そして現在、今の日本で危険にさらされている青少年にどのように出会っていくことができるのかというプロジェクトが進行中です。
●サレジオ会学校の教育理念
サレジオ修道会の学校は、創立者ヨハネ・ボスコが大切にした「予防教育法」の実践を通して、カトリック精神に基づいたよき社会人を育成することを目標にしています。
●サレジオ会の紋章
サレジオ会で伝統的に用いられてきた紋章が初めて登場したのは、1885年12月8日のドン・ボスコから会員あてに印刷された書簡上でした。デザインしたのはボイディ教授という人物です。

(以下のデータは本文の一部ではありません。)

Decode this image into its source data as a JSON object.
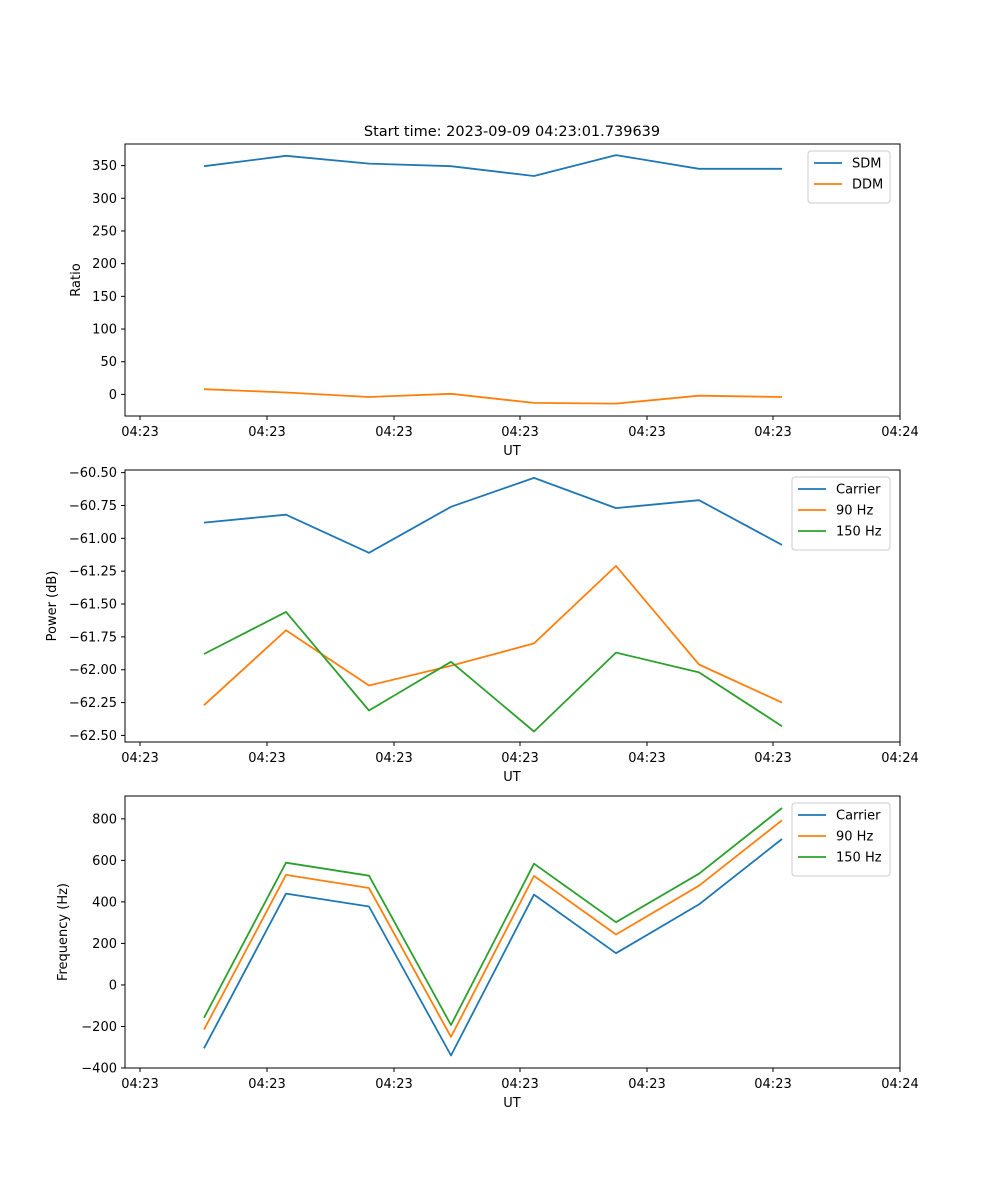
{
  "figure_title": "Start time: 2023-09-09 04:23:01.739639",
  "chart_data": [
    {
      "type": "line",
      "name": "ratio",
      "xlabel": "UT",
      "ylabel": "Ratio",
      "x_ticks": [
        "04:23",
        "04:23",
        "04:23",
        "04:23",
        "04:23",
        "04:23",
        "04:23",
        "04:24"
      ],
      "ylim": [
        -33,
        383
      ],
      "y_ticks": [
        0,
        50,
        100,
        150,
        200,
        250,
        300,
        350
      ],
      "legend": "top-right",
      "series": [
        {
          "name": "SDM",
          "color": "#1f77b4",
          "values": [
            349,
            365,
            353,
            349,
            334,
            366,
            345,
            345
          ]
        },
        {
          "name": "DDM",
          "color": "#ff7f0e",
          "values": [
            8,
            3,
            -4,
            1,
            -13,
            -14,
            -2,
            -4
          ]
        }
      ]
    },
    {
      "type": "line",
      "name": "power",
      "xlabel": "UT",
      "ylabel": "Power (dB)",
      "x_ticks": [
        "04:23",
        "04:23",
        "04:23",
        "04:23",
        "04:23",
        "04:23",
        "04:23",
        "04:24"
      ],
      "ylim": [
        -62.55,
        -60.48
      ],
      "y_ticks": [
        -62.5,
        -62.25,
        -62.0,
        -61.75,
        -61.5,
        -61.25,
        -61.0,
        -60.75,
        -60.5
      ],
      "y_tick_labels": [
        "−62.50",
        "−62.25",
        "−62.00",
        "−61.75",
        "−61.50",
        "−61.25",
        "−61.00",
        "−60.75",
        "−60.50"
      ],
      "legend": "top-right",
      "series": [
        {
          "name": "Carrier",
          "color": "#1f77b4",
          "values": [
            -60.88,
            -60.82,
            -61.11,
            -60.76,
            -60.54,
            -60.77,
            -60.71,
            -61.05
          ]
        },
        {
          "name": "90 Hz",
          "color": "#ff7f0e",
          "values": [
            -62.27,
            -61.7,
            -62.12,
            -61.97,
            -61.8,
            -61.21,
            -61.96,
            -62.25
          ]
        },
        {
          "name": "150 Hz",
          "color": "#2ca02c",
          "values": [
            -61.88,
            -61.56,
            -62.31,
            -61.94,
            -62.47,
            -61.87,
            -62.02,
            -62.43
          ]
        }
      ]
    },
    {
      "type": "line",
      "name": "frequency",
      "xlabel": "UT",
      "ylabel": "Frequency (Hz)",
      "x_ticks": [
        "04:23",
        "04:23",
        "04:23",
        "04:23",
        "04:23",
        "04:23",
        "04:23",
        "04:24"
      ],
      "ylim": [
        -400,
        910
      ],
      "y_ticks": [
        -400,
        -200,
        0,
        200,
        400,
        600,
        800
      ],
      "y_tick_labels": [
        "−400",
        "−200",
        "0",
        "200",
        "400",
        "600",
        "800"
      ],
      "legend": "top-right",
      "series": [
        {
          "name": "Carrier",
          "color": "#1f77b4",
          "values": [
            -305,
            440,
            378,
            -340,
            435,
            153,
            388,
            703
          ]
        },
        {
          "name": "90 Hz",
          "color": "#ff7f0e",
          "values": [
            -215,
            530,
            467,
            -250,
            525,
            243,
            478,
            793
          ]
        },
        {
          "name": "150 Hz",
          "color": "#2ca02c",
          "values": [
            -158,
            589,
            526,
            -193,
            584,
            302,
            536,
            852
          ]
        }
      ]
    }
  ]
}
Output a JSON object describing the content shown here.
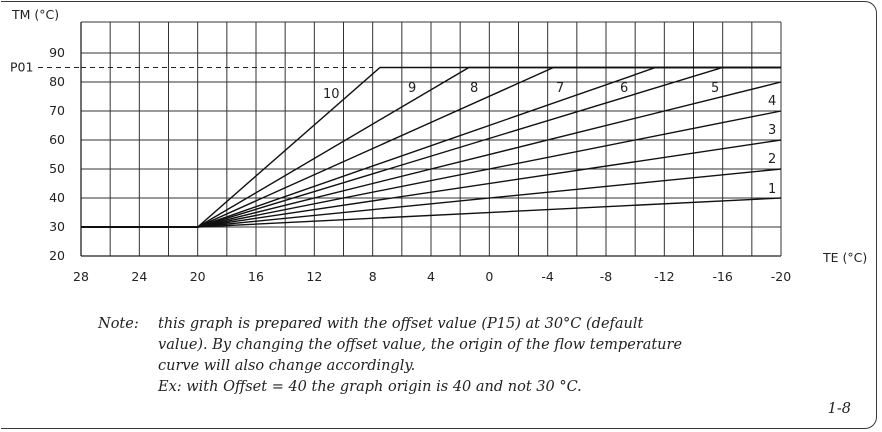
{
  "chart_data": {
    "type": "line",
    "ylabel": "TM (°C)",
    "xlabel": "TE (°C)",
    "xlim": [
      28,
      -20
    ],
    "ylim": [
      20,
      95
    ],
    "x_ticks": [
      "28",
      "24",
      "20",
      "16",
      "12",
      "8",
      "4",
      "0",
      "-4",
      "-8",
      "-12",
      "-16",
      "-20"
    ],
    "y_ticks": [
      "20",
      "30",
      "40",
      "50",
      "60",
      "70",
      "80",
      "90"
    ],
    "grid": true,
    "reference_line": {
      "label": "P01",
      "y": 85,
      "style": "dashed"
    },
    "series": [
      {
        "name": "1",
        "points": [
          [
            28,
            30
          ],
          [
            20,
            30
          ],
          [
            -20,
            40
          ]
        ]
      },
      {
        "name": "2",
        "points": [
          [
            28,
            30
          ],
          [
            20,
            30
          ],
          [
            -20,
            50
          ]
        ]
      },
      {
        "name": "3",
        "points": [
          [
            28,
            30
          ],
          [
            20,
            30
          ],
          [
            -20,
            60
          ]
        ]
      },
      {
        "name": "4",
        "points": [
          [
            28,
            30
          ],
          [
            20,
            30
          ],
          [
            -20,
            70
          ]
        ]
      },
      {
        "name": "5",
        "points": [
          [
            28,
            30
          ],
          [
            20,
            30
          ],
          [
            -20,
            80
          ]
        ]
      },
      {
        "name": "6",
        "points": [
          [
            28,
            30
          ],
          [
            20,
            30
          ],
          [
            -16,
            85
          ],
          [
            -20,
            85
          ]
        ]
      },
      {
        "name": "7",
        "points": [
          [
            28,
            30
          ],
          [
            20,
            30
          ],
          [
            -11.4,
            85
          ],
          [
            -20,
            85
          ]
        ]
      },
      {
        "name": "8",
        "points": [
          [
            28,
            30
          ],
          [
            20,
            30
          ],
          [
            -4.4,
            85
          ],
          [
            -20,
            85
          ]
        ]
      },
      {
        "name": "9",
        "points": [
          [
            28,
            30
          ],
          [
            20,
            30
          ],
          [
            1.4,
            85
          ],
          [
            -20,
            85
          ]
        ]
      },
      {
        "name": "10",
        "points": [
          [
            28,
            30
          ],
          [
            20,
            30
          ],
          [
            7.5,
            85
          ],
          [
            -20,
            85
          ]
        ]
      }
    ]
  },
  "note": {
    "label": "Note:",
    "lines": [
      "this graph is prepared with the offset value (P15) at 30°C (default",
      "value). By changing the offset value, the origin of the flow temperature",
      "curve will also change accordingly.",
      "Ex: with Offset = 40 the graph origin is 40 and not 30 °C."
    ]
  },
  "figure_id": "1-8"
}
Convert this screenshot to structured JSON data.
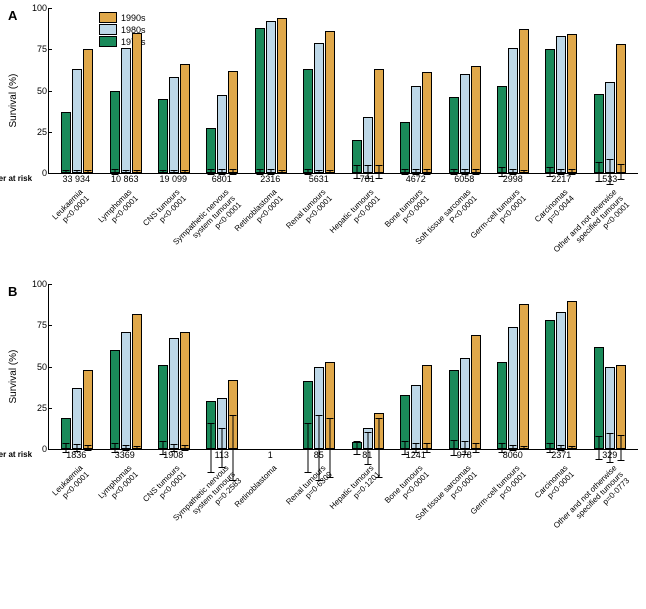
{
  "colors": {
    "c1970s": "#1a8a5a",
    "c1980s": "#bdd7e7",
    "c1990s": "#e0a84a"
  },
  "legend": [
    {
      "label": "1990s",
      "color": "#e0a84a"
    },
    {
      "label": "1980s",
      "color": "#bdd7e7"
    },
    {
      "label": "1970s",
      "color": "#1a8a5a"
    }
  ],
  "y": {
    "label": "Survival (%)",
    "min": 0,
    "max": 100,
    "ticks": [
      0,
      25,
      50,
      75,
      100
    ]
  },
  "numberAtRiskLabel": "Number at risk",
  "panels": [
    {
      "key": "A",
      "showLegend": true,
      "groups": [
        {
          "cat": "Leukaemia",
          "p": "p<0·0001",
          "risk": "33 934",
          "v": [
            37,
            63,
            75
          ],
          "e": [
            [
              1,
              1
            ],
            [
              1,
              1
            ],
            [
              1,
              1
            ]
          ]
        },
        {
          "cat": "Lymphomas",
          "p": "p<0·0001",
          "risk": "10 863",
          "v": [
            50,
            76,
            85
          ],
          "e": [
            [
              2,
              2
            ],
            [
              1.5,
              1.5
            ],
            [
              1,
              1
            ]
          ]
        },
        {
          "cat": "CNS tumours",
          "p": "p<0·0001",
          "risk": "19 099",
          "v": [
            45,
            58,
            66
          ],
          "e": [
            [
              1.5,
              1.5
            ],
            [
              1.5,
              1.5
            ],
            [
              1.5,
              1.5
            ]
          ]
        },
        {
          "cat": "Sympathetic nervous\nsystem tumours",
          "p": "p<0·0001",
          "risk": "6801",
          "v": [
            27,
            47,
            62
          ],
          "e": [
            [
              2,
              2
            ],
            [
              2,
              2
            ],
            [
              2,
              2
            ]
          ]
        },
        {
          "cat": "Retinoblastoma",
          "p": "p<0·0001",
          "risk": "2316",
          "v": [
            88,
            92,
            94
          ],
          "e": [
            [
              2,
              2
            ],
            [
              2,
              2
            ],
            [
              1.5,
              1.5
            ]
          ]
        },
        {
          "cat": "Renal tumours",
          "p": "p<0·0001",
          "risk": "5631",
          "v": [
            63,
            79,
            86
          ],
          "e": [
            [
              2,
              2
            ],
            [
              1.5,
              1.5
            ],
            [
              1.5,
              1.5
            ]
          ]
        },
        {
          "cat": "Hepatic tumours",
          "p": "p<0·0001",
          "risk": "781",
          "v": [
            20,
            34,
            63
          ],
          "e": [
            [
              4,
              4
            ],
            [
              4,
              4
            ],
            [
              4,
              4
            ]
          ]
        },
        {
          "cat": "Bone tumours",
          "p": "p<0·0001",
          "risk": "4672",
          "v": [
            31,
            53,
            61
          ],
          "e": [
            [
              2,
              2
            ],
            [
              2,
              2
            ],
            [
              2,
              2
            ]
          ]
        },
        {
          "cat": "Soft tissue sarcomas",
          "p": "P<0·0001",
          "risk": "6058",
          "v": [
            46,
            60,
            65
          ],
          "e": [
            [
              2,
              2
            ],
            [
              2,
              2
            ],
            [
              2,
              2
            ]
          ]
        },
        {
          "cat": "Germ-cell tumours",
          "p": "p<0·0001",
          "risk": "2998",
          "v": [
            53,
            76,
            87
          ],
          "e": [
            [
              3,
              3
            ],
            [
              2,
              2
            ],
            [
              1.5,
              1.5
            ]
          ]
        },
        {
          "cat": "Carcinomas",
          "p": "p=0·0044",
          "risk": "2217",
          "v": [
            75,
            83,
            84
          ],
          "e": [
            [
              3,
              3
            ],
            [
              2,
              2
            ],
            [
              2,
              2
            ]
          ]
        },
        {
          "cat": "Other and not otherwise\nspecified tumours",
          "p": "p<0·0001",
          "risk": "533",
          "v": [
            48,
            55,
            78
          ],
          "e": [
            [
              6,
              6
            ],
            [
              8,
              8
            ],
            [
              5,
              5
            ]
          ]
        }
      ]
    },
    {
      "key": "B",
      "showLegend": false,
      "groups": [
        {
          "cat": "Leukaemia",
          "p": "p<0·0001",
          "risk": "1836",
          "v": [
            19,
            37,
            48
          ],
          "e": [
            [
              3,
              3
            ],
            [
              2.5,
              2.5
            ],
            [
              2,
              2
            ]
          ]
        },
        {
          "cat": "Lymphomas",
          "p": "p<0·0001",
          "risk": "3369",
          "v": [
            60,
            71,
            82
          ],
          "e": [
            [
              3,
              3
            ],
            [
              2,
              2
            ],
            [
              1.5,
              1.5
            ]
          ]
        },
        {
          "cat": "CNS tumours",
          "p": "p<0·0001",
          "risk": "1908",
          "v": [
            51,
            67,
            71
          ],
          "e": [
            [
              4,
              4
            ],
            [
              2.5,
              2.5
            ],
            [
              2,
              2
            ]
          ]
        },
        {
          "cat": "Sympathetic nervous\nsystem tumours",
          "p": "p=0·2583",
          "risk": "113",
          "v": [
            29,
            31,
            42
          ],
          "e": [
            [
              15,
              15
            ],
            [
              12,
              12
            ],
            [
              20,
              20
            ]
          ]
        },
        {
          "cat": "Retinoblastoma",
          "p": "",
          "risk": "1",
          "v": [
            0,
            0,
            0
          ],
          "e": [
            [
              0,
              0
            ],
            [
              0,
              0
            ],
            [
              0,
              0
            ]
          ]
        },
        {
          "cat": "Renal tumours",
          "p": "p=0·6309",
          "risk": "85",
          "v": [
            41,
            50,
            53
          ],
          "e": [
            [
              15,
              15
            ],
            [
              20,
              20
            ],
            [
              18,
              18
            ]
          ]
        },
        {
          "cat": "Hepatic tumours",
          "p": "p=0·1201",
          "risk": "81",
          "v": [
            4,
            13,
            22
          ],
          "e": [
            [
              4,
              4
            ],
            [
              10,
              10
            ],
            [
              18,
              18
            ]
          ]
        },
        {
          "cat": "Bone tumours",
          "p": "p<0·0001",
          "risk": "1241",
          "v": [
            33,
            39,
            51
          ],
          "e": [
            [
              4,
              4
            ],
            [
              3,
              3
            ],
            [
              3,
              3
            ]
          ]
        },
        {
          "cat": "Soft tissue sarcomas",
          "p": "p<0·0001",
          "risk": "978",
          "v": [
            48,
            55,
            69
          ],
          "e": [
            [
              5,
              5
            ],
            [
              4,
              4
            ],
            [
              3,
              3
            ]
          ]
        },
        {
          "cat": "Germ-cell tumours",
          "p": "p<0·0001",
          "risk": "8060",
          "v": [
            53,
            74,
            88
          ],
          "e": [
            [
              3,
              3
            ],
            [
              2,
              2
            ],
            [
              1,
              1
            ]
          ]
        },
        {
          "cat": "Carcinomas",
          "p": "p<0·0001",
          "risk": "2371",
          "v": [
            78,
            83,
            90
          ],
          "e": [
            [
              3,
              3
            ],
            [
              2,
              2
            ],
            [
              1.5,
              1.5
            ]
          ]
        },
        {
          "cat": "Other and not otherwise\nspecified tumours",
          "p": "p=0·0773",
          "risk": "329",
          "v": [
            62,
            50,
            51
          ],
          "e": [
            [
              7,
              7
            ],
            [
              9,
              9
            ],
            [
              8,
              8
            ]
          ]
        }
      ]
    }
  ]
}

輝く星、錨(いかり)燃える聖心はキリスト教諸徳を表し、会の守護者であるフランシスコ・サレジオの像が描かれています。下段に描かれた森(イタリア語で「ボスコ」)は、創立者の名字(ボスコ)を示し、森の後方の山々は会員たちのめざす霊的高みを象徴しています。左右を取り囲む椰子の葉とローレルは、修道生活を志す者に与えられる報いを表す伝統的なシンボルです。
最下部に示されるサレジオ会のモットー “Da mihi animas, caetera tolle”(我に魂を与え、他のものは取り去りたまえ)は、ドン・ボスコ以来の会員の理想です。
●聖フランシスコ・サレジオとドン・ボスコ
フランシスコ・サレジオ(イタリア語 Francesco di Sales (Salesio), フランス語 François de Sales, 1567-1622年)は、熱意あふれる司牧者、慈愛の教会博士として有名な聖人で、人々への深い愛情と柔和な聖性は、ドン・ボスコにも大きな影響を与えました。
ドン・ボスコは1854年、次のように述べています。「聖母マリアは私たちが修道会を創立することをお望みです。そこで私はこのグループをサレジアンと呼びたいと思います。フランシスコ・サレジオのご加護を願うことで、私たちはその深い聖性の恩恵にあずかることができるでしょう。」
こうして1854年、ドン・ボスコに生涯従うことを望んだ17人の青年たちによって、サレジオ会の最初のグループが結成されたのです。
●サレジオ会のロゴマーク
2002年に正式に発表されたサレジオ会のロゴマークは「ドン・ボスコとサレジオ会員が世界の青少年とともに歩む」姿をモチーフに作成されました。
ロゴの背景には薄いオレンジで地球をイメージした円の中と、白地でサレジアンのSの字がかたどられています。背景の円の上部が切り取られていることで、丘の間を通る道のように見ることもできます。前景は、上部にある3つの円と下部にある矢印の形からなっており、手を取り合う3人の人物と同時に、矢印の形の部分が家をイメージしたデザインになっています。
このロゴマークは会憲の精神、すなわち「ドン・ボスコが私たちのモデルであること」、「信仰・道理・愛情をもって青少年とともにいること」、「私たちの生活が青少年と共に歩む旅路」、さらに「サレジオ会の各支部は教育と福音化のための家であること」を示しています。